Figure 3.a. Autocorrelation Marix for half a day's iterval
Figure 3.b. Autocorrelation Marix for one day' interval

The signal was then separated into bins. Bin division should consider both the characteristics and the total number of the data. The numbers of bins would directly influence the value of entropy. However, when it comes to mutual information, bin numbers are unimportant as their contribution was neutralized in the calculation.

To reduce calculating time, we choose bacteria living in the mucus to represent the respective bacteria signal. It is a rational choice since most of the bacteria lives in the mucus. Moreover, the correlation matrix also showed significant co-relation between bacteria in the mucus and the respective adherent bacteria. Naturally, we take the immune response to represent human signal. The rest of variables are taken as unknow intermediate product.

The calculating results with their analysis are listed below.

$$O$$ $$A^*$$ $$A$$ $$NTIC$$
H 0.9874 0.6957 0.2917
I 0.6714 0.1572 0.5142

Table 1. ITI analysis for i-state

$$O$$ $$A^*$$ $$A$$ $$NTIC$$
H 0.6742 0.4440 0.2302
I 0.8268 0.9944 -0.1676

Table 2. ITI analysis for p-state

$$O$$ $$A^*$$ $$A$$ $$NTIC$$
L 0.6968 0.9595 -0.2627
H 0.6343 0.9499 -0.3155
I 0.3095 0.8468 -0.5372

Table 3. ITI analysis for h-state

\(i-state\) Hp and human are both of high organismal individuality and are independent with each other. Their environmental coding is significantly positive. This means they adapts the situation well but as they rely on innate coding, thus in the face of pulse, i-state cannot keep its balance.

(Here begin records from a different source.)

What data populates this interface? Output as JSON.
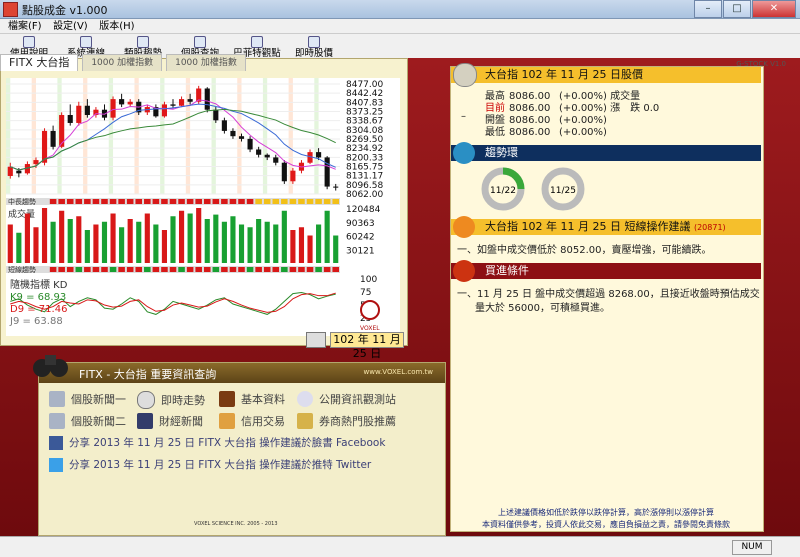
{
  "window": {
    "title": "點股成金 v1.000",
    "minimize": "–",
    "maximize": "□",
    "close": "✕"
  },
  "menu": [
    "檔案(F)",
    "設定(V)",
    "版本(H)"
  ],
  "toolbar": [
    "使用說明",
    "系統連線",
    "類股趨勢",
    "個股查詢",
    "巴菲特觀點",
    "即時股價"
  ],
  "tabs": [
    "FITX 大台指",
    "1000 加權指數",
    "1000 加權指數"
  ],
  "chart_version": "G-STOCK V1.0",
  "chart_data": {
    "type": "candlestick",
    "price_ticks": [
      "8477.00",
      "8442.42",
      "8407.83",
      "8373.25",
      "8338.67",
      "8304.08",
      "8269.50",
      "8234.92",
      "8200.33",
      "8165.75",
      "8131.17",
      "8096.58",
      "8062.00"
    ],
    "volume_ticks": [
      "120484",
      "90363",
      "60242",
      "30121"
    ],
    "kd_ticks": [
      "100",
      "75",
      "50",
      "25"
    ],
    "trend_labels": [
      "中長趨勢",
      "短線趨勢"
    ],
    "volume_label": "成交量",
    "kd_title": "隨機指標 KD",
    "k_value": "K9 = 68.93",
    "d_value": "D9 = 71.46",
    "j_value": "J9 = 63.88",
    "candles": [
      [
        8130,
        8165,
        8120,
        8180
      ],
      [
        8150,
        8140,
        8125,
        8160
      ],
      [
        8140,
        8175,
        8135,
        8185
      ],
      [
        8175,
        8190,
        8160,
        8200
      ],
      [
        8180,
        8300,
        8170,
        8310
      ],
      [
        8300,
        8240,
        8230,
        8320
      ],
      [
        8240,
        8360,
        8235,
        8370
      ],
      [
        8360,
        8330,
        8320,
        8400
      ],
      [
        8330,
        8395,
        8320,
        8410
      ],
      [
        8395,
        8360,
        8350,
        8420
      ],
      [
        8360,
        8380,
        8350,
        8390
      ],
      [
        8380,
        8350,
        8340,
        8400
      ],
      [
        8350,
        8420,
        8340,
        8430
      ],
      [
        8420,
        8400,
        8390,
        8440
      ],
      [
        8400,
        8410,
        8390,
        8420
      ],
      [
        8410,
        8370,
        8360,
        8420
      ],
      [
        8370,
        8390,
        8360,
        8400
      ],
      [
        8390,
        8355,
        8350,
        8400
      ],
      [
        8355,
        8400,
        8350,
        8410
      ],
      [
        8400,
        8395,
        8385,
        8420
      ],
      [
        8395,
        8420,
        8390,
        8430
      ],
      [
        8420,
        8410,
        8400,
        8440
      ],
      [
        8410,
        8460,
        8400,
        8470
      ],
      [
        8460,
        8380,
        8370,
        8465
      ],
      [
        8380,
        8340,
        8330,
        8390
      ],
      [
        8340,
        8300,
        8290,
        8350
      ],
      [
        8300,
        8280,
        8270,
        8310
      ],
      [
        8280,
        8270,
        8260,
        8290
      ],
      [
        8270,
        8230,
        8220,
        8280
      ],
      [
        8230,
        8210,
        8200,
        8240
      ],
      [
        8210,
        8200,
        8190,
        8215
      ],
      [
        8200,
        8180,
        8170,
        8210
      ],
      [
        8180,
        8110,
        8100,
        8190
      ],
      [
        8110,
        8150,
        8100,
        8160
      ],
      [
        8150,
        8180,
        8140,
        8190
      ],
      [
        8180,
        8220,
        8175,
        8230
      ],
      [
        8220,
        8200,
        8190,
        8235
      ],
      [
        8200,
        8090,
        8080,
        8205
      ],
      [
        8090,
        8086,
        8075,
        8100
      ]
    ],
    "volumes": [
      70,
      55,
      90,
      65,
      100,
      75,
      95,
      80,
      85,
      60,
      70,
      75,
      90,
      65,
      80,
      75,
      90,
      70,
      60,
      85,
      95,
      90,
      100,
      80,
      88,
      75,
      85,
      70,
      65,
      80,
      75,
      70,
      95,
      60,
      65,
      50,
      70,
      95,
      50
    ],
    "k_line": [
      55,
      60,
      48,
      40,
      35,
      52,
      60,
      45,
      55,
      62,
      58,
      42,
      40,
      50,
      62,
      55,
      35,
      30,
      40,
      55,
      50,
      45,
      40,
      48,
      58,
      62,
      50,
      45,
      40,
      35,
      30,
      40,
      55,
      70,
      72,
      68,
      60,
      65,
      69
    ],
    "d_line": [
      50,
      55,
      52,
      45,
      40,
      45,
      55,
      52,
      50,
      58,
      56,
      48,
      44,
      46,
      55,
      58,
      45,
      36,
      38,
      48,
      52,
      48,
      44,
      46,
      54,
      60,
      55,
      48,
      42,
      38,
      34,
      36,
      45,
      60,
      68,
      70,
      66,
      66,
      71
    ]
  },
  "chart_date": "102 年 11 月 25 日",
  "info": {
    "header": "FITX - 大台指 重要資訊查詢",
    "website": "www.VOXEL.com.tw",
    "links": [
      "個股新聞一",
      "即時走勢",
      "基本資料",
      "公開資訊觀測站",
      "個股新聞二",
      "財經新聞",
      "信用交易",
      "券商熱門股推薦"
    ],
    "share_facebook": "分享 2013 年 11 月 25 日 FITX 大台指 操作建議於臉書 Facebook",
    "share_twitter": "分享 2013 年 11 月 25 日 FITX 大台指 操作建議於推特 Twitter",
    "footer": "VOXEL SCIENCE INC. 2005 - 2013",
    "logo_text": "VOXEL"
  },
  "quote": {
    "title": "大台指 102 年 11 月 25 日股價",
    "rows": [
      {
        "label": "最高",
        "value": "8086.00",
        "pct": "(+0.00%)",
        "extra_label": "成交量",
        "extra_value": ""
      },
      {
        "label": "目前",
        "value": "8086.00",
        "pct": "(+0.00%)",
        "extra_label": "漲　跌",
        "extra_value": "0.0"
      },
      {
        "label": "開盤",
        "value": "8086.00",
        "pct": "(+0.00%)",
        "extra_label": "",
        "extra_value": ""
      },
      {
        "label": "最低",
        "value": "8086.00",
        "pct": "(+0.00%)",
        "extra_label": "",
        "extra_value": ""
      }
    ],
    "dash": "–"
  },
  "trend": {
    "title": "趨勢環",
    "dial1": "11/22",
    "dial2": "11/25"
  },
  "advice": {
    "title": "大台指 102 年 11 月 25 日 短線操作建議",
    "code": "(20871)",
    "text": "一、如盤中成交價低於 8052.00，賣壓增強，可能續跌。"
  },
  "buy": {
    "title": "買進條件",
    "line1": "一、11 月 25 日 盤中成交價超過 8268.00，且接近收盤時預估成交",
    "line2": "量大於 56000，可積極買進。"
  },
  "notes": {
    "line1": "上述建議價格如低於跌停以跌停計算，高於漲停則以漲停計算",
    "line2": "本資料僅供參考，投資人依此交易，應自負損益之責，請參閱免責條款"
  },
  "status": {
    "num": "NUM"
  },
  "colors": {
    "up": "#e01818",
    "down": "#111111",
    "accent": "#f5bf2c",
    "navy": "#0e2f5e"
  }
}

\(p-state\) Hp and humans are both of high organismal individuality. However, their environmental coding differs. Humans have a negative environmental coding while Hp have a positive one, which implies that Hp is dominating the p-state while humans have to manage to survive p-state.

\(h-state\) All of three components are of high colonial individuality. Their environmental coding is negative and significantly nonzero, which makes h-state capable to overcome extreme fluctuation. The environmental determinism for humans is also high, suggesting that humans obtain more influences from the bacteria.